Una paella para dar a conocer los problemas del autismo en Palencia

Uno de los voluntarios reparte platos de paella en el antiguo Colegio de los Franciscanos./Marta Moras
Uno de los voluntarios reparte platos de paella en el antiguo Colegio de los Franciscanos. / Marta Moras

La Asociación Autismo Palencia celebra su décimo aniversario con el objetivo de sensibilizar a la población

ÁLVARO MUÑOZPalencia

La clase de zumba, el teatro, el mercarrastro 'El vestigio', las actividades deportivas y la propia paella, organizados por la Asociación de Autismo Palencia, han servido en el antiguo Colegio de los Franciscanos para dar a conocer un poco más las dificultades que tienen las personas, especialmente los niños, con trastorno de espectro autista (TEA).

Y es que esta era la principal premisa de la asociación palentina, que cumplió diez años de vida y que sigue centrando sus esfuerzos en mejorar las vidas de las 55 familias que conforman esta asociación. «Este verano hemos tenido un pequeño repunte de usuarios. Esto es preocupante, aunque creemos que es porque ahora el autismo se detecta más temprano», ha destacado la presidenta de la asociación, Sonia Castro, quien ha hecho un llamamiento a la sociedad palentina para que se conciencie con este tipo de trastornos. «No paramos de repetir que el autismo no es una enfermedad es un trastorno.
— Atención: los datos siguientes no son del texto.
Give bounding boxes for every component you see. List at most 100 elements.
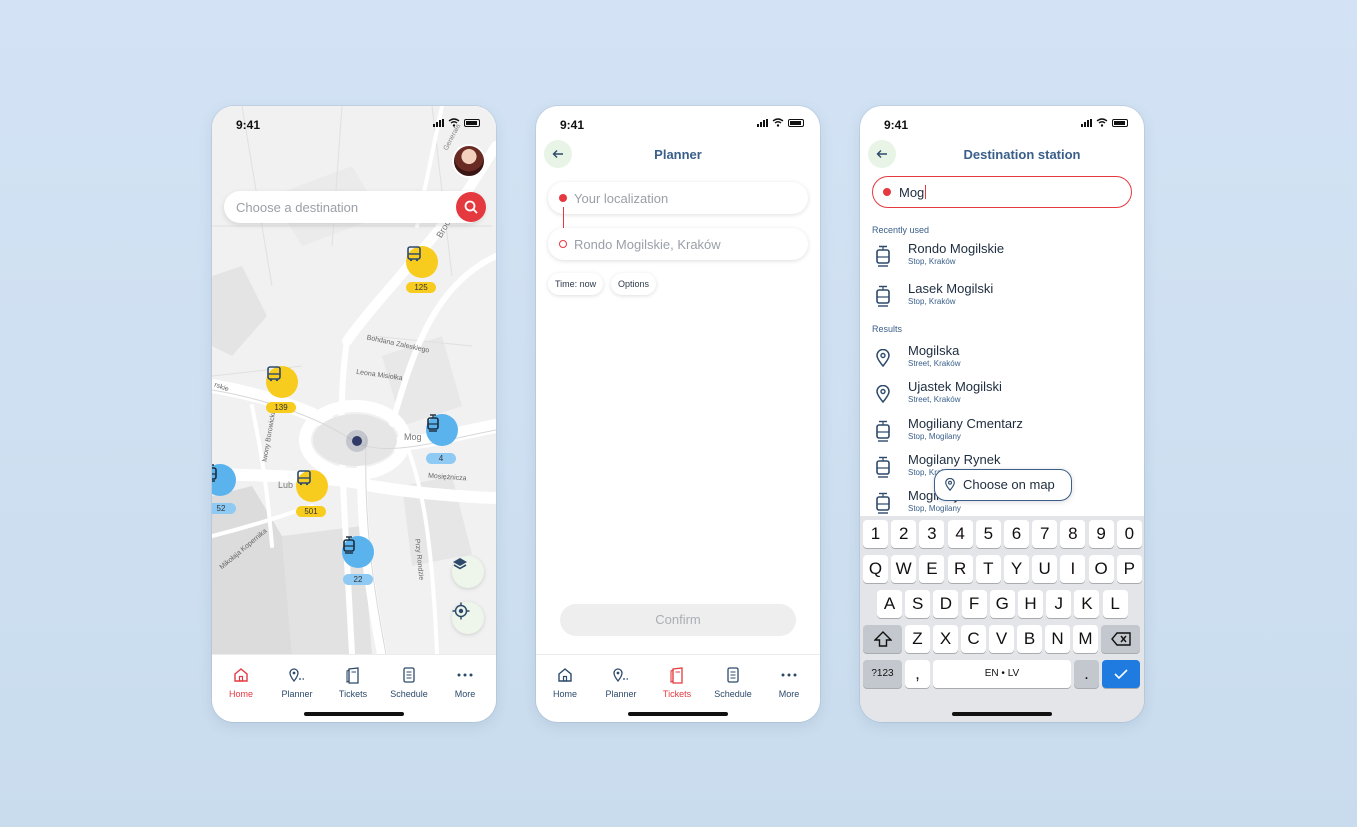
destination-input[interactable]: Rondo Mogilskie, Kraków: [574, 237, 721, 252]
key-o[interactable]: O: [1088, 555, 1114, 583]
key-6[interactable]: 6: [1004, 520, 1029, 548]
key-3[interactable]: 3: [919, 520, 945, 548]
shift-key[interactable]: [863, 625, 902, 653]
origin-input[interactable]: Your localization: [574, 191, 668, 206]
key-s[interactable]: S: [905, 590, 931, 618]
search-input[interactable]: Choose a destination: [236, 200, 358, 215]
key-q[interactable]: Q: [863, 555, 888, 583]
nav-more[interactable]: More: [761, 667, 817, 699]
key-4[interactable]: 4: [947, 520, 973, 548]
key-v[interactable]: V: [989, 625, 1014, 653]
search-button[interactable]: [456, 192, 486, 222]
bus-marker[interactable]: [406, 246, 438, 278]
list-item[interactable]: Ujastek Mogilski Street, Kraków: [872, 378, 1132, 410]
key-n[interactable]: N: [1045, 625, 1070, 653]
choose-on-map-button[interactable]: Choose on map: [934, 469, 1072, 501]
options-chip[interactable]: Options: [611, 273, 657, 295]
keyboard-row-numbers: 1234567890: [860, 520, 1144, 550]
key-c[interactable]: C: [961, 625, 986, 653]
origin-field[interactable]: Your localization: [548, 182, 808, 214]
numbers-toggle-key[interactable]: ?123: [863, 660, 902, 688]
bus-marker[interactable]: [266, 366, 298, 398]
tram-icon: [343, 536, 355, 554]
status-time: 9:41: [884, 118, 909, 132]
key-k[interactable]: K: [1074, 590, 1100, 618]
key-y[interactable]: Y: [1004, 555, 1029, 583]
list-item[interactable]: Rondo Mogilskie Stop, Kraków: [872, 240, 1132, 272]
period-key[interactable]: .: [1074, 660, 1099, 688]
key-x[interactable]: X: [933, 625, 958, 653]
submit-key[interactable]: [1102, 660, 1140, 688]
nav-label: Planner: [281, 689, 313, 699]
destination-field[interactable]: Rondo Mogilskie, Kraków: [548, 228, 808, 260]
backspace-icon: [1110, 632, 1131, 646]
confirm-button[interactable]: Confirm: [560, 604, 796, 636]
back-button[interactable]: [868, 140, 896, 168]
key-d[interactable]: D: [933, 590, 959, 618]
key-i[interactable]: I: [1060, 555, 1086, 583]
key-8[interactable]: 8: [1060, 520, 1086, 548]
backspace-key[interactable]: [1101, 625, 1140, 653]
list-item[interactable]: Mogiliany Cmentarz Stop, Mogilany: [872, 415, 1132, 447]
destination-search-bar[interactable]: Choose a destination: [224, 191, 486, 223]
ticket-icon: [346, 667, 359, 684]
signal-icon: [1081, 118, 1092, 127]
destination-search-field[interactable]: Mog: [872, 176, 1132, 208]
key-f[interactable]: F: [961, 590, 987, 618]
nav-schedule[interactable]: Schedule: [381, 667, 437, 699]
nav-label: Schedule: [714, 689, 752, 699]
tram-marker[interactable]: [426, 414, 458, 446]
nav-planner[interactable]: Planner: [593, 667, 649, 699]
results-heading: Results: [872, 324, 903, 334]
crosshair-icon: [452, 602, 470, 620]
nav-planner[interactable]: Planner: [269, 667, 325, 699]
map-view[interactable]: Generała Broc Bohdana Zaleskiego Leona M…: [212, 106, 496, 654]
nav-schedule[interactable]: Schedule: [705, 667, 761, 699]
key-9[interactable]: 9: [1088, 520, 1114, 548]
key-p[interactable]: P: [1116, 555, 1142, 583]
list-item[interactable]: Lasek Mogilski Stop, Kraków: [872, 280, 1132, 312]
nav-home[interactable]: Home: [537, 667, 593, 699]
layers-button[interactable]: [452, 556, 484, 588]
key-h[interactable]: H: [1018, 590, 1043, 618]
key-1[interactable]: 1: [863, 520, 888, 548]
status-bar: 9:41: [536, 106, 820, 142]
nav-tickets[interactable]: Tickets: [649, 667, 705, 699]
key-g[interactable]: G: [989, 590, 1015, 618]
list-item-name: Lasek Mogilski: [908, 281, 994, 296]
key-l[interactable]: L: [1102, 590, 1128, 618]
key-e[interactable]: E: [919, 555, 945, 583]
key-r[interactable]: R: [947, 555, 973, 583]
tram-marker[interactable]: [342, 536, 374, 568]
list-item-name: Ujastek Mogilski: [908, 379, 1002, 394]
key-5[interactable]: 5: [975, 520, 1001, 548]
key-7[interactable]: 7: [1032, 520, 1058, 548]
nav-label: Home: [228, 689, 253, 699]
key-b[interactable]: B: [1017, 625, 1042, 653]
tram-icon: [427, 414, 439, 432]
space-key[interactable]: EN • LV: [933, 660, 1071, 688]
key-z[interactable]: Z: [905, 625, 930, 653]
tram-icon: [876, 456, 890, 478]
key-a[interactable]: A: [877, 590, 902, 618]
nav-tickets[interactable]: Tickets: [325, 667, 381, 699]
time-chip[interactable]: Time: now: [548, 273, 604, 295]
nav-home[interactable]: Home: [213, 667, 269, 699]
locate-me-button[interactable]: [452, 602, 484, 634]
bus-marker[interactable]: [296, 470, 328, 502]
nav-label: Schedule: [390, 689, 428, 699]
comma-key[interactable]: ,: [905, 660, 930, 688]
key-0[interactable]: 0: [1116, 520, 1142, 548]
key-j[interactable]: J: [1046, 590, 1072, 618]
key-2[interactable]: 2: [891, 520, 917, 548]
key-m[interactable]: M: [1073, 625, 1098, 653]
avatar[interactable]: [452, 144, 486, 178]
vehicle-line-label: 501: [296, 506, 326, 517]
key-u[interactable]: U: [1032, 555, 1058, 583]
nav-more[interactable]: More: [437, 667, 493, 699]
list-item[interactable]: Mogilska Street, Kraków: [872, 342, 1132, 374]
nav-label: Tickets: [338, 689, 368, 699]
destination-search-input[interactable]: Mog: [899, 185, 927, 200]
key-w[interactable]: W: [891, 555, 917, 583]
key-t[interactable]: T: [975, 555, 1001, 583]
Por ese motivo, nos centramos en ayudar a las familias e impartir determinadas terapias para que los chicos desarrollen habilidades que no tienen», ha preseguido.

En medio de una jornada festiva, la ilusión invadió a los más de 300 comensales que se aglutinaron para disfrutar de una suculenta paella. «Lo importante es que disfrutemos de una jornada de convivencia y que Palencia conozca un poco más la situación de muchos chicos», ha apostillado Castro.

Para divulgar y dar a conocer la realidad de las personas que sufren TEA en Palencia, varios padres de jóvenes de la capital no dudaron en solicitar una mayor igualdad de trato para todas las personas, como es el caso de César Martín, padre de la joven Lucía con autismo. «Queremos estar más integrados en la sociedad y para eso la gente nos tiene que conocer. Hace unos años pasaba lo mismo con las personas que tenían síndrome de Down, ya que no estaban integradas y ahora lo están perfectamente. Ahora mismo, con el autismo pretendemos que suceda lo mismo, pues es un trastorno perfectamente adaptable», ha subrayado Martín, quien considera que la sociedad aún suspende en la integración de estas personas. «Aunque hay muchos tipos de autismo, la sociedad suspende. Hay ejemplos muy claros cuando vamos a hacer la compra o vamos al cine. La gente nos mira mal, por lo que pedimos que conozcan este trastorno», concluyó el padre de Lucía.

Una situación similar la vivió hace 22 años María José, quien no quiere desvelar su apellido ni el nombre de su hijo por respeto hacia él. «Mi vida cambió radicalmente cuando, tras varias pruebas, diagnosticaron autismo a mi hijo. Yo no me lo creía y evidentemente solo pensaba que mi vida y la de mi familia había cambiado por completo. Con el paso de los años, nos hemos ido dado cuenta de que se puede hacer vida normal, aunque nos gustaría que este trastorno, como piensan todos los que estamos aquí, se debería conocer más, para que estas personas tengan un futuro mejor», señaló María José, quien aboga, al igual que César Martín, por un trato igualitario hacia su descendiente.